Die Älteren helfen beim Übersetzen
Wenn zu Beginn eines Kindergartenjahres die jüngsten, die Dreijährigen, zunächst nicht verstehen, was James und die anderen von ihnen wollen, »dann helfen die Älteren und übersetzen«, erzählt die Heilpädagogin Carolin Hennings. Auch die typischen Tagesabläufe im Kindergarten hätten längst auf Englisch Eingang in die Sprache gefunden.

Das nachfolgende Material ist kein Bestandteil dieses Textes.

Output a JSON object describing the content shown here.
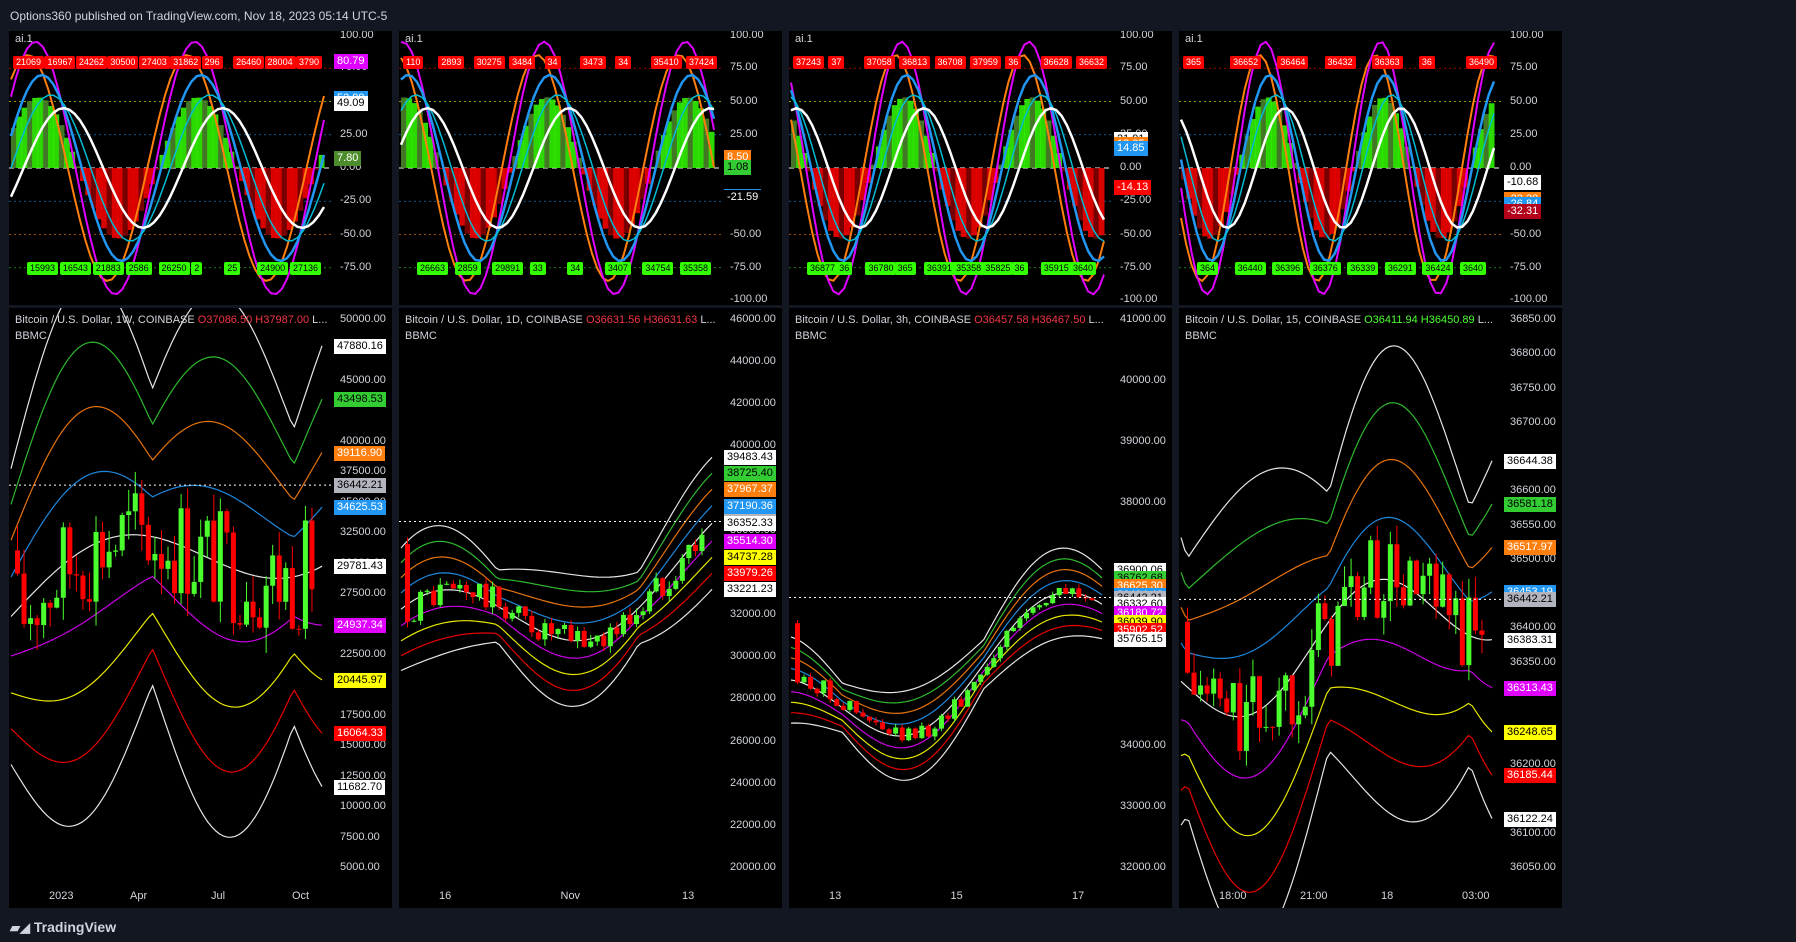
{
  "header": {
    "published": "Options360 published on TradingView.com, Nov 18, 2023 05:14 UTC-5"
  },
  "footer": {
    "logo": "TradingView"
  },
  "colors": {
    "bg": "#000000",
    "frame": "#131722",
    "up": "#4bff2e",
    "down": "#ff0000",
    "white": "#ffffff",
    "blue": "#2196f3",
    "orange": "#ff7f0e",
    "magenta": "#e000ff",
    "yellow": "#ffff00",
    "green": "#33cc33"
  },
  "panels": [
    {
      "osc_title": "ai.1",
      "sym": "Bitcoin / U.S. Dollar, 1W, COINBASE",
      "o": "O37086.50",
      "h": "H37987.00",
      "rest": "L...",
      "up": false,
      "indicator": "BBMC",
      "osc_axis": [
        "100.00",
        "75.00",
        "50.00",
        "25.00",
        "0.00",
        "-25.00",
        "-50.00",
        "-75.00"
      ],
      "osc_tags": [
        {
          "v": "80.79",
          "c": "#e000ff",
          "tc": "#fff"
        },
        {
          "v": "52.99",
          "c": "#2196f3",
          "tc": "#fff"
        },
        {
          "v": "49.09",
          "c": "#ffffff",
          "tc": "#000"
        },
        {
          "v": "7.80",
          "c": "#4c8c2b",
          "tc": "#fff"
        }
      ],
      "top_labels": [
        "21069",
        "16967",
        "24262",
        "30500",
        "27403",
        "31862",
        "296",
        "26460",
        "28004",
        "3790"
      ],
      "bot_labels": [
        "15993",
        "16543",
        "21883",
        "2586",
        "26250",
        "2",
        "25",
        "24900",
        "27136"
      ],
      "price_axis": [
        "50000.00",
        "45000.00",
        "40000.00",
        "37500.00",
        "35000.00",
        "32500.00",
        "30000.00",
        "27500.00",
        "25000.00",
        "22500.00",
        "20000.00",
        "17500.00",
        "15000.00",
        "12500.00",
        "10000.00",
        "7500.00",
        "5000.00"
      ],
      "price_tags": [
        {
          "v": "47880.16",
          "c": "#ffffff",
          "tc": "#000"
        },
        {
          "v": "43498.53",
          "c": "#33cc33",
          "tc": "#000"
        },
        {
          "v": "39116.90",
          "c": "#ff7f0e",
          "tc": "#fff"
        },
        {
          "v": "36442.21",
          "c": "#b2b5be",
          "tc": "#000"
        },
        {
          "v": "34625.53",
          "c": "#2196f3",
          "tc": "#fff"
        },
        {
          "v": "29781.43",
          "c": "#ffffff",
          "tc": "#000"
        },
        {
          "v": "24937.34",
          "c": "#e000ff",
          "tc": "#fff"
        },
        {
          "v": "20445.97",
          "c": "#ffff00",
          "tc": "#000"
        },
        {
          "v": "16064.33",
          "c": "#ff0000",
          "tc": "#fff"
        },
        {
          "v": "11682.70",
          "c": "#ffffff",
          "tc": "#000"
        }
      ],
      "x_axis": [
        "2023",
        "Apr",
        "Jul",
        "Oct"
      ]
    },
    {
      "osc_title": "ai.1",
      "sym": "Bitcoin / U.S. Dollar, 1D, COINBASE",
      "o": "O36631.56",
      "h": "H36631.63",
      "rest": "L...",
      "up": false,
      "indicator": "BBMC",
      "osc_axis": [
        "100.00",
        "75.00",
        "50.00",
        "25.00",
        "0.00",
        "-25.00",
        "-50.00",
        "-75.00",
        "-100.00"
      ],
      "osc_tags": [
        {
          "v": "8.50",
          "c": "#ff7f0e",
          "tc": "#fff"
        },
        {
          "v": "1.08",
          "c": "#33cc33",
          "tc": "#000"
        },
        {
          "v": "-21.05",
          "c": "#2196f3",
          "tc": "#fff"
        },
        {
          "v": "-21.59",
          "c": "#000000",
          "tc": "#fff"
        }
      ],
      "top_labels": [
        "110",
        "2893",
        "30275",
        "3484",
        "34",
        "3473",
        "34",
        "35410",
        "37424"
      ],
      "bot_labels": [
        "26663",
        "2859",
        "29891",
        "33",
        "34",
        "3407",
        "34754",
        "35358"
      ],
      "price_axis": [
        "46000.00",
        "44000.00",
        "42000.00",
        "40000.00",
        "38000.00",
        "36000.00",
        "32000.00",
        "30000.00",
        "28000.00",
        "26000.00",
        "24000.00",
        "22000.00",
        "20000.00"
      ],
      "price_tags": [
        {
          "v": "39483.43",
          "c": "#ffffff",
          "tc": "#000"
        },
        {
          "v": "38725.40",
          "c": "#33cc33",
          "tc": "#000"
        },
        {
          "v": "37967.37",
          "c": "#ff7f0e",
          "tc": "#fff"
        },
        {
          "v": "37190.36",
          "c": "#2196f3",
          "tc": "#fff"
        },
        {
          "v": "36442.21",
          "c": "#b2b5be",
          "tc": "#000"
        },
        {
          "v": "36352.33",
          "c": "#ffffff",
          "tc": "#000"
        },
        {
          "v": "35514.30",
          "c": "#e000ff",
          "tc": "#fff"
        },
        {
          "v": "34737.28",
          "c": "#ffff00",
          "tc": "#000"
        },
        {
          "v": "33979.26",
          "c": "#ff0000",
          "tc": "#fff"
        },
        {
          "v": "33221.23",
          "c": "#ffffff",
          "tc": "#000"
        }
      ],
      "x_axis": [
        "16",
        "Nov",
        "13"
      ]
    },
    {
      "osc_title": "ai.1",
      "sym": "Bitcoin / U.S. Dollar, 3h, COINBASE",
      "o": "O36457.58",
      "h": "H36467.50",
      "rest": "L...",
      "up": false,
      "indicator": "BBMC",
      "osc_axis": [
        "100.00",
        "75.00",
        "50.00",
        "25.00",
        "0.00",
        "-25.00",
        "-50.00",
        "-75.00",
        "-100.00"
      ],
      "osc_tags": [
        {
          "v": "21.91",
          "c": "#ffffff",
          "tc": "#000"
        },
        {
          "v": "18.25",
          "c": "#ff7f0e",
          "tc": "#fff"
        },
        {
          "v": "14.85",
          "c": "#2196f3",
          "tc": "#fff"
        },
        {
          "v": "-14.13",
          "c": "#ff0000",
          "tc": "#fff"
        }
      ],
      "top_labels": [
        "37243",
        "37",
        "37058",
        "36813",
        "36708",
        "37959",
        "36",
        "36628",
        "36632"
      ],
      "bot_labels": [
        "36877",
        "36",
        "36780",
        "365",
        "36391",
        "35358",
        "35825",
        "36",
        "35915",
        "3640"
      ],
      "price_axis": [
        "41000.00",
        "40000.00",
        "39000.00",
        "38000.00",
        "34000.00",
        "33000.00",
        "32000.00"
      ],
      "price_tags": [
        {
          "v": "36900.06",
          "c": "#ffffff",
          "tc": "#000"
        },
        {
          "v": "36762.68",
          "c": "#33cc33",
          "tc": "#000"
        },
        {
          "v": "36625.30",
          "c": "#ff7f0e",
          "tc": "#fff"
        },
        {
          "v": "36484.48",
          "c": "#2196f3",
          "tc": "#fff"
        },
        {
          "v": "36442.21",
          "c": "#b2b5be",
          "tc": "#000"
        },
        {
          "v": "36332.60",
          "c": "#ffffff",
          "tc": "#000"
        },
        {
          "v": "36180.72",
          "c": "#e000ff",
          "tc": "#fff"
        },
        {
          "v": "36039.90",
          "c": "#ffff00",
          "tc": "#000"
        },
        {
          "v": "35902.52",
          "c": "#ff0000",
          "tc": "#fff"
        },
        {
          "v": "35765.15",
          "c": "#ffffff",
          "tc": "#000"
        }
      ],
      "x_axis": [
        "13",
        "15",
        "17"
      ]
    },
    {
      "osc_title": "ai.1",
      "sym": "Bitcoin / U.S. Dollar, 15, COINBASE",
      "o": "O36411.94",
      "h": "H36450.89",
      "rest": "L...",
      "up": true,
      "indicator": "BBMC",
      "osc_axis": [
        "100.00",
        "75.00",
        "50.00",
        "25.00",
        "0.00",
        "-25.00",
        "-50.00",
        "-75.00",
        "-100.00"
      ],
      "osc_tags": [
        {
          "v": "-10.68",
          "c": "#ffffff",
          "tc": "#000"
        },
        {
          "v": "-23.20",
          "c": "#ff7f0e",
          "tc": "#fff"
        },
        {
          "v": "-26.84",
          "c": "#2196f3",
          "tc": "#fff"
        },
        {
          "v": "-32.31",
          "c": "#b3001b",
          "tc": "#fff"
        }
      ],
      "top_labels": [
        "365",
        "36652",
        "36464",
        "36432",
        "36363",
        "36",
        "36490"
      ],
      "bot_labels": [
        "364",
        "36440",
        "36396",
        "36376",
        "36339",
        "36291",
        "36424",
        "3640"
      ],
      "price_axis": [
        "36850.00",
        "36800.00",
        "36750.00",
        "36700.00",
        "36600.00",
        "36550.00",
        "36500.00",
        "36400.00",
        "36350.00",
        "36200.00",
        "36100.00",
        "36050.00"
      ],
      "price_tags": [
        {
          "v": "36644.38",
          "c": "#ffffff",
          "tc": "#000"
        },
        {
          "v": "36581.18",
          "c": "#33cc33",
          "tc": "#000"
        },
        {
          "v": "36517.97",
          "c": "#ff7f0e",
          "tc": "#fff"
        },
        {
          "v": "36453.19",
          "c": "#2196f3",
          "tc": "#fff"
        },
        {
          "v": "36442.21",
          "c": "#b2b5be",
          "tc": "#000"
        },
        {
          "v": "36383.31",
          "c": "#ffffff",
          "tc": "#000"
        },
        {
          "v": "36313.43",
          "c": "#e000ff",
          "tc": "#fff"
        },
        {
          "v": "36248.65",
          "c": "#ffff00",
          "tc": "#000"
        },
        {
          "v": "36185.44",
          "c": "#ff0000",
          "tc": "#fff"
        },
        {
          "v": "36122.24",
          "c": "#ffffff",
          "tc": "#000"
        }
      ],
      "x_axis": [
        "18:00",
        "21:00",
        "18",
        "03:00"
      ]
    }
  ]
}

Probleme beim Kultusministerium
Probleme haben die Mitarbeiter jedoch mit der Anerkennung des frühen Lernens der Fremdspraches in der Kultusbehörde. »Da will man nicht viel davon wissen«, klagt Devich-Henningsen. Auch für den Sprachwissenschaftler Wode ist das unverständlich. »Gerade die PISA- Studie habe gezeigt, wie wichtig frühes bilinguales Lernen sei.«
Doch ganz so negativ sieht Kultusministerin Ute Erdsiek-Rave (SPD) dies nicht. Das Angebot nehme in Schleswig-Holstein eine besondere Stellung ein. »Das Angebot an der Claus-Rixen-Schule ist das einzige, das aus einem bilingualen Kindergarten heraus gewachsen ist«, sagt die Ministerin. »Man muss den Eltern und manchen Lehrerkräften die Sorge nehmen, dass bei so einem Projekt die Fähigkeit der Schüler in Deutsch leidet. Das sprachliche Bewusstsein der Schüler steigt jedoch sehr. Das wirkt sich auch auf den Deutschunterricht, mehr noch auf die Sprachfähigkeit insgesamt aus«, bilanzierte Erdsiek-Rave.